The sky was silver today – not blue, not grey, but silver. The Mediterranean was a shimmering haze, so it was hard to tell where the horizon actually was. The cool winds of the last few days were gone, and the marina was a mosaic of picture-perfect mirror reflections. Dressed only in t-shirts and jeans, and not a mink coat in sight, we went out for today’s adventure.
The car is garaged quite a distance from the apartment. The garage space is owned by a family of bicycle enthusiasts, who own at least five bikes, but no car. With Puerto Banus parking at such a premium, they rent the car space to others. So whenever we use our rental car, we have to manoeuvre it past the bikes – we haven’t hit one yet!
One of the advantages of the car park location, is the route is lined with shops and cafes. Today we went to ‘Soho’, a little café with a dress shop in the back, pastel pink napkins on the tables, and pink and green chandeliers. We shared a slice of tortilla and what a slice it was – 4 inches high and taking up at least one-third of a dinner plate, garnished with an entire tomato cut into wedges, drizzled with oil and balsamic. It was fantastic! The little abuela (grandmother) in the kitchen nearly cried with joy when Ross praised her cooking.
Today we went to Estepona. It’s a coastal town about 40 minutes away, and despite a population of over 70,000 people, it’s managed to maintain its village charm and character. The Paseo Maritimo (promenade) is wide and tiled, and runs the full length of the beach. It’s dotted with seafront bars and restaurants and bench seats, flower beds and raised garden beds made from brightly coloured mosaic tiles. Back from the beach, in the old town, the street cafes and tapas bars serve traditional Spanish delicacies (today we had octopus served on a bed of sliced potato, drizzled with olive oil and lemon juice). The steep, cobbled, narrow streets are mostly pedestrianised and are embellished with pots of geraniums hanging from the walls. It’s not as expensive here as Marbella – we looked at apartments for sale (we always look at apartment for sale). It’s very friendly here! I love it.
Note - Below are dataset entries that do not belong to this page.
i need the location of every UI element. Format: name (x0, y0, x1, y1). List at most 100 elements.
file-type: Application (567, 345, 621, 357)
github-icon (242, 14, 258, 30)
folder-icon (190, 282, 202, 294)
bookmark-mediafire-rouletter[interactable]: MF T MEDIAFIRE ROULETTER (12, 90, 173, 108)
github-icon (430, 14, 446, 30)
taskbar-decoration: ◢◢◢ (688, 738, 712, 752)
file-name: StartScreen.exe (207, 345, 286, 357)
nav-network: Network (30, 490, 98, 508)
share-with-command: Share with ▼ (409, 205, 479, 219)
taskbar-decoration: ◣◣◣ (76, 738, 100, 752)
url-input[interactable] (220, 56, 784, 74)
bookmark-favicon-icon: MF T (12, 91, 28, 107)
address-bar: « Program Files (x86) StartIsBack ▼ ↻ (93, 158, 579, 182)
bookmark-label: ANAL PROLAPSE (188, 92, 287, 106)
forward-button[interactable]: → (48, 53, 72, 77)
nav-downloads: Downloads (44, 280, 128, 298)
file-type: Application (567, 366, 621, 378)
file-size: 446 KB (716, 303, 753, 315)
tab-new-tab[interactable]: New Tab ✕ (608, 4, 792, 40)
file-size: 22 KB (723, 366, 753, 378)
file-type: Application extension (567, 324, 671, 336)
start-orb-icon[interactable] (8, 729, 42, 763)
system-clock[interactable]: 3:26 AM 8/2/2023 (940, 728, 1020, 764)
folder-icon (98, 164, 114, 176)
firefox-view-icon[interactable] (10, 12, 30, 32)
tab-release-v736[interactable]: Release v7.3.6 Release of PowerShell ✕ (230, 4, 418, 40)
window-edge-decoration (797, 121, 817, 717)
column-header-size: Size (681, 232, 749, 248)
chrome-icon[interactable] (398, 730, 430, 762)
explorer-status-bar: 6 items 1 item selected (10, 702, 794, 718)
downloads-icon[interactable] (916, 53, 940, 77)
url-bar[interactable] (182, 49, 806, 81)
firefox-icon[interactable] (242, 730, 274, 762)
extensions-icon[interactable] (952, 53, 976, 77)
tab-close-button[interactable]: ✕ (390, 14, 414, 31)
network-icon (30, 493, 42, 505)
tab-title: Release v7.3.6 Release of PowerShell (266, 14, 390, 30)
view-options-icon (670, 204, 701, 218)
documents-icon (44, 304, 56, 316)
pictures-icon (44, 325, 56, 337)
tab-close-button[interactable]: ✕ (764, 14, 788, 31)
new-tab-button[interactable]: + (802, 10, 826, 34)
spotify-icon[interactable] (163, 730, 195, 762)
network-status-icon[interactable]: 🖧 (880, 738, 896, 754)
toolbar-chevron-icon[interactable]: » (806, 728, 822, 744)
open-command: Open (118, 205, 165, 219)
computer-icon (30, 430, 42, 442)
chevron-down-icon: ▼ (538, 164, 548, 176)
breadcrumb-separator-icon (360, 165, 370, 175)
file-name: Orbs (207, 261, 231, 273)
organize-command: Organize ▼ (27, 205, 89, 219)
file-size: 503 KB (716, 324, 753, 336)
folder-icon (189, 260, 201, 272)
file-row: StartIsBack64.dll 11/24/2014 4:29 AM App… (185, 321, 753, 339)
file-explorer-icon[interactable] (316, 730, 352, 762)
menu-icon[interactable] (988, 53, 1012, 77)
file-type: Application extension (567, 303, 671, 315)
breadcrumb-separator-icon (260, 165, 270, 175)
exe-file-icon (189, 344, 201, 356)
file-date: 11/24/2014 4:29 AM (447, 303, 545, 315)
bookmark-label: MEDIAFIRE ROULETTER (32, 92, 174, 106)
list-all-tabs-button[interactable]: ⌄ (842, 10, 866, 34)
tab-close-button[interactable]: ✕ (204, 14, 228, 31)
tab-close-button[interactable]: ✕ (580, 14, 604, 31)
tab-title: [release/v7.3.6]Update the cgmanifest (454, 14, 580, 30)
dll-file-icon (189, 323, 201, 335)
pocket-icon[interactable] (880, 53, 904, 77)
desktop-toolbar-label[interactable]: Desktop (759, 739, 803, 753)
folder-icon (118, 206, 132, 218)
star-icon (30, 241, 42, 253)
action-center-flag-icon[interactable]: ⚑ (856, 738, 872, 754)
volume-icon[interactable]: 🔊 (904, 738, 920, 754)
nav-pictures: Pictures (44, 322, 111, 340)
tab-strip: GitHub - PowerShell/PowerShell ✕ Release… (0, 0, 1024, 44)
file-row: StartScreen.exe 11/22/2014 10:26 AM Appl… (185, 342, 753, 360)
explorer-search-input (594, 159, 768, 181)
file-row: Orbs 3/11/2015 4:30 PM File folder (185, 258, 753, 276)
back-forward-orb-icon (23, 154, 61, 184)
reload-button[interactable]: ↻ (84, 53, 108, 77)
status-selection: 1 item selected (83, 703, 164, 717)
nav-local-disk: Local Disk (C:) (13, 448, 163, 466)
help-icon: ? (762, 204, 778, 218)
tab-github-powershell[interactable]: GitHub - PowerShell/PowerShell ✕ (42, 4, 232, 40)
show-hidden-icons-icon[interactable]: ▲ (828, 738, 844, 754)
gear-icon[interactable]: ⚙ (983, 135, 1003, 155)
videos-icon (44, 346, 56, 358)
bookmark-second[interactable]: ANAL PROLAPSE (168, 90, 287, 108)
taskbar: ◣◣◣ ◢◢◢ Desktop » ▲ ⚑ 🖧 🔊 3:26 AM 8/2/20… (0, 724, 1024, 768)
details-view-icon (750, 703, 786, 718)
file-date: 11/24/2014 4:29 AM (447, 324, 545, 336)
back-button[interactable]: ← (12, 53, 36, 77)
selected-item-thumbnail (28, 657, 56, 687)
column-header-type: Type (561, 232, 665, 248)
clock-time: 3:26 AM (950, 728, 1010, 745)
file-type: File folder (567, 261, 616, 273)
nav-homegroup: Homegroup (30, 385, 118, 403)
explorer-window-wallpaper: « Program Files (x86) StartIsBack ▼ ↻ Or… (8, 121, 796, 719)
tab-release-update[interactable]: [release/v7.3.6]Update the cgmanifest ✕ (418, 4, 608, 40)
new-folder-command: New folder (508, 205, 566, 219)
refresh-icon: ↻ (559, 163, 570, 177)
Ross got his hair cut while we were in Estepona. The barber was busy, but as he was right across from our tapas bar (refer to aforementioned octopus). He said he’d come and get Ross when he was ready. For a man with next to no hair, Ross managed to pay 25 Euro ($36) for a haircut! But he was shaved (with a cut throat blade), and trimmed and massaged (pummelled to within an inch of his life if you listen to Ross’ version). Plus, he walked out with a tiny tube of hand cream (and extra 12 Euros), which apparently cures every ailment from dry skin, to sun burn and mosquito itches – and it’s non greasy (the barber came out to the table and gave me a sample, along with the whole blurb, in Spanglish). Ross looks very handsome now, but it didn’t stop me from laughing at him for a good 30 minutes or so.

Puerto Banus is a place where people bring and display their cars – big beautiful, expensive cars. I know nothing about cars, but even I can recognise the high-end brands and the enormous price tags they involve. We often stroll around at night and look at the cars – Bentleys, Porsche Spyders, Ferraris, and Lamborghinis. Tonight we saw an S-Class convertible Mercedes – which apparently was very exciting. But my favourite car is a little red Fiat 500. We think it’s about 50 years old. It’s got the original leather suitcase strapped on the back (well it did last night – I hope no one steels it). Tonight it was parked in a different place, right next to a new version of the same red Fiat 500. I took a picture – it was then I saw the enormous yacht / motor cruiser in the background.
And that’s Spain. The wealthy tourists, the working Spanish families, the glittering tourist strips against the backdrops of the remote white villages, the enthusiasm, the fashion, the food and the wine. Not to mention the Spanish way of living life on the streets.